Lexi and Nick Schneider, 8-year-old twins, are used to doing chores around their Grand Forks, N.D., home — they’ve been doing them for half of their lives.
Nick takes out the trash and recycling, and Lexi helps with laundry, said their mom, Kristine Schneider. They both vacuum-clean.
“They don’t always readily do their chores,” she said, “but they know it has to be done. They just know it’s expected of them.”
When the twins were about 4, Schneider posted a list of daily tasks the twins were supposed to do, such as picking up their toys and clearing their plates from the table.
For each completed “job,” they earned a star on the “chore chart.” To motivate them, she kept a basket of “prizes,” including toys and books.
How parents approach the idea of having kids do chores varies with each family and may be changing in American households, said Dawnita Nilles, a doctoral student in the University of North Dakota’s Department of Teaching and Learning.
It raises questions about which tasks, if any, children should do and whether payment or other rewards should be given.
When raising kids, some parents follow the example they grew up with, Nilles said. Others do, too, but with modification. Some don’t require their kids to do chores at all.
Schneider said she “absolutely” did chores growing up. “But I was never compensated for it.”
Her husband, Joe, was compensated for mowing the lawn and taking out the trash.
Unlike parents of the past, parents today may have different expectations about chores, Schneider said. “It’s not so much that kids today [are required] to do less chores but that kids are busier. My kids are involved in more activities than I was at their age.”
Generally, child development experts confirm that “chores are definitely a benefit to young kids,” Nilles said. “I haven’t come across any drawbacks.”
Parents can introduce this concept of chores even at 16 months old, for example, “by helping them put all their blocks away,” she said. “You can start as soon as they begin asking questions and wanting to help. I’m a big believer in following cues from the child.”
Doing chores gives children “a sense of responsibility, of being a member of a family,” she said, “and it’s an authentic way of learning how a household runs.”
Jennifer Dame’s three daughters — ages 3 to 10 — have been doing chores since they were old enough to start putting toys away. Her daughters are responsible for tasks such as doing dishes, putting away their laundered clothes, vacuuming, cleaning bathrooms and taking out garbage.

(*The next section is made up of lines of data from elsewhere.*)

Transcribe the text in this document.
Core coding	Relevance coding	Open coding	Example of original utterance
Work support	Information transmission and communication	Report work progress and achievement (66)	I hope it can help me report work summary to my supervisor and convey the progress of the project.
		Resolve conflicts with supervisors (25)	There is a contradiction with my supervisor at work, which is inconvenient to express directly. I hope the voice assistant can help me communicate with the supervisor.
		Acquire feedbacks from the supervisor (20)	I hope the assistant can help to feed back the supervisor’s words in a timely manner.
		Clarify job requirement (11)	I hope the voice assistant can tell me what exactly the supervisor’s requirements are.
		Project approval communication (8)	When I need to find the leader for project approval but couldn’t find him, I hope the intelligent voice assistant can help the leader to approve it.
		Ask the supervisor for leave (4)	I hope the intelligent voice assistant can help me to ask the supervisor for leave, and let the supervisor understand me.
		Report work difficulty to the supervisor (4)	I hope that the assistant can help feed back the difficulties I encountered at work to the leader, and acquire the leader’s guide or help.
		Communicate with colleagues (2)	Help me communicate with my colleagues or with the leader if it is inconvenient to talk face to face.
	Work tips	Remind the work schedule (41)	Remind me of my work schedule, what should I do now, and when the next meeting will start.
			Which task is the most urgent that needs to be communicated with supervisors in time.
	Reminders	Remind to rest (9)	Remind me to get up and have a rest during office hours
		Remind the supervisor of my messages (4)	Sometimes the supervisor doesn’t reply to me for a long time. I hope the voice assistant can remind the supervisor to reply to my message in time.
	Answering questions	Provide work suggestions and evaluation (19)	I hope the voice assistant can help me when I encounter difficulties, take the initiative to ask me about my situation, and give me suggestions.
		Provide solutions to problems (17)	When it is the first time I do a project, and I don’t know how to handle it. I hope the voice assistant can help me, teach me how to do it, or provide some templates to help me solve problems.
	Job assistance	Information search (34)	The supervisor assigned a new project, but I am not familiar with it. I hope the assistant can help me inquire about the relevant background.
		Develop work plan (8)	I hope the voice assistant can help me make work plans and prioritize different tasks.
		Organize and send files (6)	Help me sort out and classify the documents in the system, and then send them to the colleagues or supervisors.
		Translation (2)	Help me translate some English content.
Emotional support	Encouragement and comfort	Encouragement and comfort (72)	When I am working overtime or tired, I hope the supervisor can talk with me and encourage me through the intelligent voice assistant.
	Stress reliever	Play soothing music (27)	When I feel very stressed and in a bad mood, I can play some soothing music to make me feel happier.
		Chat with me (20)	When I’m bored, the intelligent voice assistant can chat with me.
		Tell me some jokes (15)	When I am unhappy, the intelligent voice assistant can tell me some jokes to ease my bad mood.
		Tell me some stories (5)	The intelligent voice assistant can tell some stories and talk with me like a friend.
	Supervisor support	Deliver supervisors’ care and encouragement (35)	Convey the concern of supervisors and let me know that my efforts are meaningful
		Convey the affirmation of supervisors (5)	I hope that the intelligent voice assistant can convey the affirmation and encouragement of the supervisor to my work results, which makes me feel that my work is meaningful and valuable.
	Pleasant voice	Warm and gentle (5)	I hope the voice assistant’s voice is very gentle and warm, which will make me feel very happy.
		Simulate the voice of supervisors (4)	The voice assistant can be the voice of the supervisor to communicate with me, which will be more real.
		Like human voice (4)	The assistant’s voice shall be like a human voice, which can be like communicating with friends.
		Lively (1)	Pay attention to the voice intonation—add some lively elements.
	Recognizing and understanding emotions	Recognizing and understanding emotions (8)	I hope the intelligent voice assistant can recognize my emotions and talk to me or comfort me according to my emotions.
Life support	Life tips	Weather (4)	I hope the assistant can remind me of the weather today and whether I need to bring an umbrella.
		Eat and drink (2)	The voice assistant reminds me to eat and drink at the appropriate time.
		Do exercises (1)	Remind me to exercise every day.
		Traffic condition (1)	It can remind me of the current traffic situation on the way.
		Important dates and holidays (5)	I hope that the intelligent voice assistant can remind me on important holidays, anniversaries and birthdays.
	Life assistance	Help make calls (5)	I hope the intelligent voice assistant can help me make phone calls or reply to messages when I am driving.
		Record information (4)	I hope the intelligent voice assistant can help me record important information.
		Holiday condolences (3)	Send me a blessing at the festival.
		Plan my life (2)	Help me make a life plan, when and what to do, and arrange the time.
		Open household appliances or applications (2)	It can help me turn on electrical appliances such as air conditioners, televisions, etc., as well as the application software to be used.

She and her husband, Patrick, do not pay their children for doing chores, she said. “We tell them, ‘These are things we have to do to live in the house.’ ”

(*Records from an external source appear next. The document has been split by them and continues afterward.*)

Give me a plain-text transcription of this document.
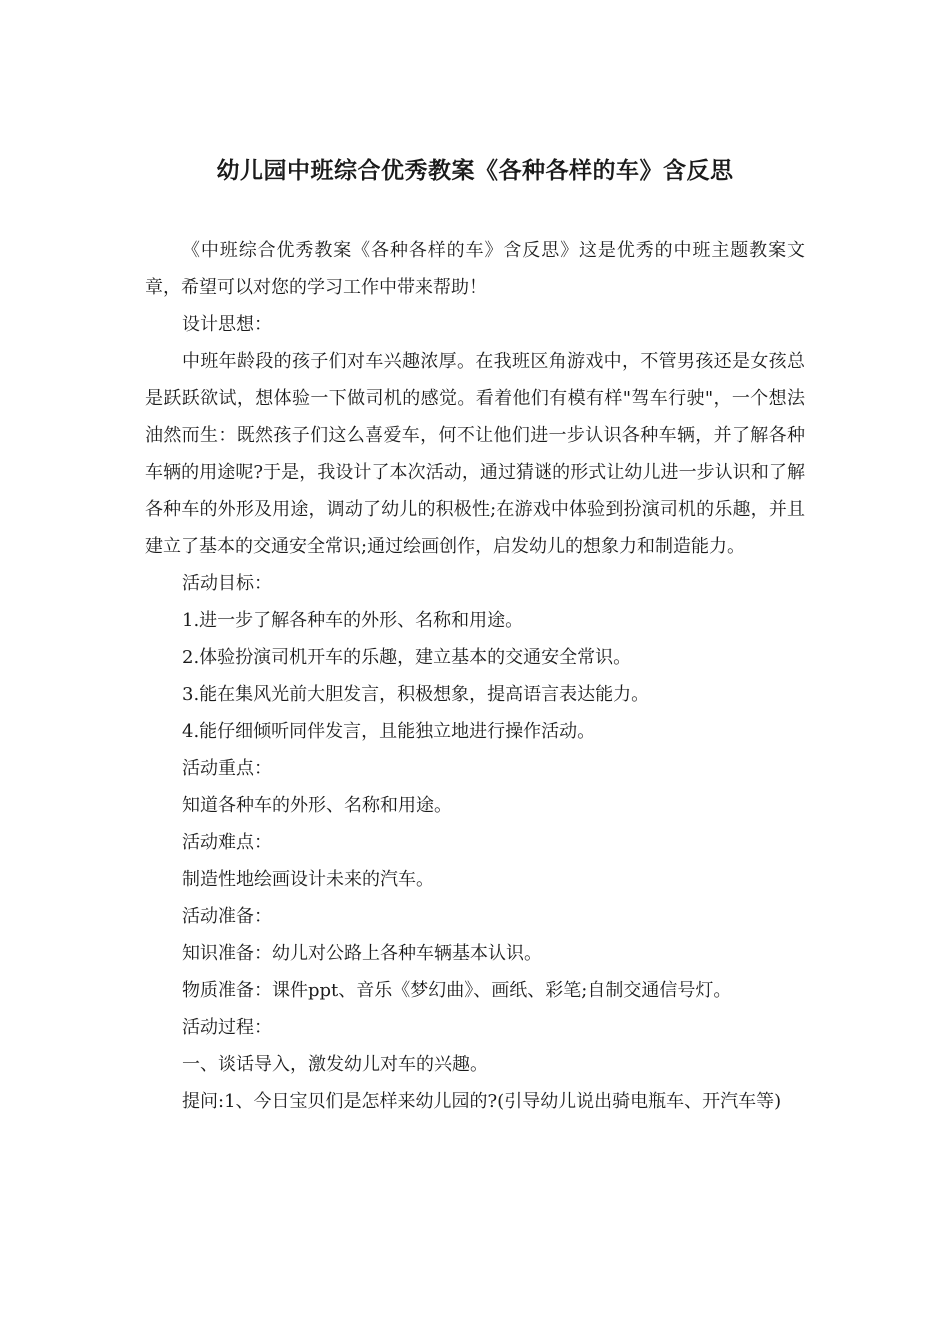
幼儿园中班综合优秀教案《各种各样的车》含反思

《中班综合优秀教案《各种各样的车》含反思》这是优秀的中班主题教案文章，希望可以对您的学习工作中带来帮助！

设计思想：

中班年龄段的孩子们对车兴趣浓厚。在我班区角游戏中，不管男孩还是女孩总是跃跃欲试，想体验一下做司机的感觉。看着他们有模有样"驾车行驶"，一个想法油然而生：既然孩子们这么喜爱车，何不让他们进一步认识各种车辆，并了解各种车辆的用途呢?于是，我设计了本次活动，通过猜谜的形式让幼儿进一步认识和了解各种车的外形及用途，调动了幼儿的积极性;在游戏中体验到扮演司机的乐趣，并且建立了基本的交通安全常识;通过绘画创作，启发幼儿的想象力和制造能力。

活动目标：

1.进一步了解各种车的外形、名称和用途。

2.体验扮演司机开车的乐趣，建立基本的交通安全常识。

3.能在集风光前大胆发言，积极想象，提高语言表达能力。

4.能仔细倾听同伴发言，且能独立地进行操作活动。

活动重点：

知道各种车的外形、名称和用途。

活动难点：

制造性地绘画设计未来的汽车。

活动准备：

知识准备：幼儿对公路上各种车辆基本认识。

物质准备：课件ppt、音乐《梦幻曲》、画纸、彩笔;自制交通信号灯。

活动过程：

一、谈话导入，激发幼儿对车的兴趣。

提问:1、今日宝贝们是怎样来幼儿园的?(引导幼儿说出骑电瓶车、开汽车等)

Among the lessons to be learned is seeing things through to completion, Nilles said. “It’s not as fun to put toys away, but [doing so] goes a long way to developing lifelong habits. Putting toys away completes the act of playing — that’s what you’re teaching.”
With these lessons, children learn “there’s value to work, to a job well done. They have a sense of fulfillment. They’re proud of that,” she said. “It’s a huge piece when you think about labor in life.”
In the field of child development, there’s a range of opinion about whether parents should pay children for doing chores, Nilles said. “You want children to learn about money management, saving and budgeting, but where do they get the money to do that?”
She said that “especially for an older child [payment] can certainly be a benefit, but you also want to instill in kids that sense of family. There’s kind of a double edge.”
With children who receive an allowance that’s tied to chores, parents should emphasize, “ ‘These are the things you’re expected to complete,’ but they’re not paying, per se, for working around the house.”
But they may have extra tasks that they offer to hire the child to do, she said. “This is particularly good to teach them that their time is valuable and is worth something, and that their skills have value, as well.”
As far as today’s parents having kids doing fewer chores, Dame said she sees society moving to “somewhere in the middle.”
Choosing chores that are appropriate to the child’s age is important, said Nilles.
“We don’t expect a 4-year-old to fully fill a dishwasher, but they can put their own dish in there,” she said. “It’s about knowing what they’re capable of doing and matching those tasks to the child’s age.”
Nilles recommends that parents initially show their child how to do the task, she said. “Don’t expect the child to figure things out on their own.”
And be specific, she said. “Rather than telling them ‘Clean your room,’ explain what that means and guide them through the task. It means something different in each family.
If a child becomes extremely frustrated with a task, he or she is not ready to do it or needs more guidance from the parent, she said.
It’s unwise to complete the task yourself, she said. “If you finish the task for them, you undermine your ultimate goal.”
Nilles suggests that families do chores together, because “it furthers that sense of community and membership in a family. And it’s a good way to get kids to work together.”
It demonstrates to kids that “we all do chores to get them done, and then we can go out and do what we want as a family.”
“The ultimate goal of a parent is raising a young person who’s going to be a productive member of society,” she said. “At the same time, you don’t want to rush it.”